Metrocity’deyse bir biçim kuşluk vakti yaşanıyordu, kadınlar şiddetle kafes güreşi yapıyordu:
Özellikle Şenay Akay’ın fotoğraf altı mesajı dikkat çekiciydi:
“Sorun bu” diyorsan yapmayız olur biter.
“Küçük kuşlara büyük travmalar yaşatmayalım”
Son olarak… son olarak geçen sene kadınlığımızı harika indirimlerle kutlayan TTNET, bu sene felekten bir dehşet senaryosu çalarak kendi ev imkanlarında yaptığı kadını kutlamaya karar vermiş:
Sizce gelecek 8 Mart’a kadar Netta’nın Altavista’ya “Ben ne günah işledim?” diye soracağı, Aytek’in de üzüntüden açık kabloları yalayacağı bir durum gerçekleşir mi? Bunu da reklamda görmek istiyoruz. Bu çeşit talep ve şikayetlerinizi TTNET’e şuradan yazılı iletmeyi, ya da kendilerini 444 0 375 müşteri hattıyla telefonda darlamayı düşünür müsünüz? “Son reklamınızla bir problemim var” deyip altı dakika boyunca gitar konçertosu dinlettikten sonra problemin tam olarak ne olduğunu anlatmak, Şahan Gökbakar’ın “Bu ne ya” diye itelediği ideal olmayan kadının öfkesini telefonda yaşatmak güzel bir 8 Mart kutlaması olabilir.

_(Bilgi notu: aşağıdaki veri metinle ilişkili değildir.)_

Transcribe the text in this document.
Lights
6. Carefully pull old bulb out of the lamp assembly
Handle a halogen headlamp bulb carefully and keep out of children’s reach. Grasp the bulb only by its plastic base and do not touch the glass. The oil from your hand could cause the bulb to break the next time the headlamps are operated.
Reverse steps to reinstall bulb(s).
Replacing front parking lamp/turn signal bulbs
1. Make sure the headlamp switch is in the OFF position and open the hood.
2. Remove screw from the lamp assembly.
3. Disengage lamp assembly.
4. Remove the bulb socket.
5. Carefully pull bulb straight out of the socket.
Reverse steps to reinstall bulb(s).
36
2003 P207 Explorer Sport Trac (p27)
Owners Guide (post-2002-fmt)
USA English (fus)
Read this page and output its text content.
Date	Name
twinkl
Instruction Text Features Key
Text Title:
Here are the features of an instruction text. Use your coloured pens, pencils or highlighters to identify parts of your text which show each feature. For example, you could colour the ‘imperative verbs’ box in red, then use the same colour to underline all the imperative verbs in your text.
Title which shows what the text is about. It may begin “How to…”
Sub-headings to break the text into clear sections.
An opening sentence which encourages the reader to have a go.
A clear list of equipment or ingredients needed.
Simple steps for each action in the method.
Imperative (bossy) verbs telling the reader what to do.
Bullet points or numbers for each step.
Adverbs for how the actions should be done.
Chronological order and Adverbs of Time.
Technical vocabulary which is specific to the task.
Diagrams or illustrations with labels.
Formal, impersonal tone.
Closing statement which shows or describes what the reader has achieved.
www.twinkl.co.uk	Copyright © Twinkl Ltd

Hadi bu sene sosyal medyadan mesaj verip sonra bir sene yatış olmasa da biraz daha sade ve zor şeylere yönelsek. Bu ağır rötuşlu, kötü oyunculuklu stüdyo fotoğraflarında gözükemeyecek şeylere. Mesela soyut bir kurban için üzülür gibi yapmak yerine kendimize, etrafımıza, içinde yetiştiğimiz memlekete ve aileye gerçekten, dürüstçe baksak. Sokaktaki bir kadının kıyafeti ve davranışı hakkındaki düşüncemizi bakışlarımıza yansıtmış olabileceğimiz en son zamanı düşünüp şöyle bir değerlendirsek. Mesela kadınlar hakkında acayip şeyler söyleyen, en yakınındaki kadınlara bok gibi davranan ama sevdiğimiz bir arkadaşımızla, akrabamızla o konuşmayı yapsak.
…Tabii bir yandan da mimikçi Şahan hazretleri eşliğinde İnternetçi ve Hologram Kadınlar Günü’nüz kutlu olsa.